Well, okay, after reading a long, impressionistic, nonjudgmental “life among the tea party activists” piece in The New Yorker by Ben McGrath, I won’t assume the author (after all, he’s writing for The New Yorker, at the very center of Wall Street/Liberal Enemy Camp, for God’s sake) gets the views of tea party activists accurately or fairly depicted. But it’s pretty clear that there are an awful lot of these folks who can only be described as harboring views considered, until just last year, about 90 degrees to the right of the right wing of the Republican Party.

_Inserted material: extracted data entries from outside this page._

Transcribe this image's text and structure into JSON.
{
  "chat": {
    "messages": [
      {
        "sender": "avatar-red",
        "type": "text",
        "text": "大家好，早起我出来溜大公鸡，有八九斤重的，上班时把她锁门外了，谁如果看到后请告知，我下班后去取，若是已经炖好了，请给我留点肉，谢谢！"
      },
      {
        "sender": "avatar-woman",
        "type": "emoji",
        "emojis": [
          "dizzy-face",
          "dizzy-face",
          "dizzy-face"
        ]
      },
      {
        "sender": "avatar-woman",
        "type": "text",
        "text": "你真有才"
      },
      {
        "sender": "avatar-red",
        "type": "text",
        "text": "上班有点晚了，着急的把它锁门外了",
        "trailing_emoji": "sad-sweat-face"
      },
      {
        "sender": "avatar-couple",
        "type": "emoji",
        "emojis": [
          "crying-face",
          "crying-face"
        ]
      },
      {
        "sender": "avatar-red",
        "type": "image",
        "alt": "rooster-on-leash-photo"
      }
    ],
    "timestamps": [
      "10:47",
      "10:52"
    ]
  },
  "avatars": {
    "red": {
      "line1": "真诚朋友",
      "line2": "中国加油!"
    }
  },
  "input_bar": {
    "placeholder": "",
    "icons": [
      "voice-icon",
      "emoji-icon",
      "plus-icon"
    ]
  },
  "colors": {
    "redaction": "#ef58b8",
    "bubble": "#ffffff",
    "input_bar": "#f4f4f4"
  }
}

They are independent of the Republican Party only to the extent that they won’t support it fully until it moves further to the right another 90 degrees (which seems to be happening at a brisk pace).
Sure, there are probably all sorts of people in the mix, but here’s my question for them: please read the following passage from McGrath’s piece and tell me how much of this scenario sounds plausible to you:
An online video game, designed recently by libertarians in Brooklyn, called “2011: Obama’s Coup Fails” imagines a scenario in which the Democrats lose seventeen of nineteen seats in the Senate and a hundred and seventy-eight in the House during the midterm elections, prompting the President to dissolve the Constitution and implement an emergency North American People’s Union, with help from Mexico’s Felipe Calderón, Canada’s Stephen Harper, and various civilian defense troops with names like the Black Tigers, the International Service Union Empire, and CORNY, or the Congress of Rejected and Neglected Youth. Lou Dobbs has gone missing, Glenn Beck and Rush Limbaugh turn up dead at a FEMA concentration camp, and you, a lone militiaman in a police state where private gun ownership has been outlawed, are charged with defeating the enemies of patriotism, one county at a time.
If you find yourself nodding your head at much of this stuff, then you are indeed living in a different conceptual world than I am, and I’m afraid I’ll have to stereotype you as a dangerous wingnut. Maybe a nice, patriotic, well-meaning wingnut, but a wingnut nonetheless.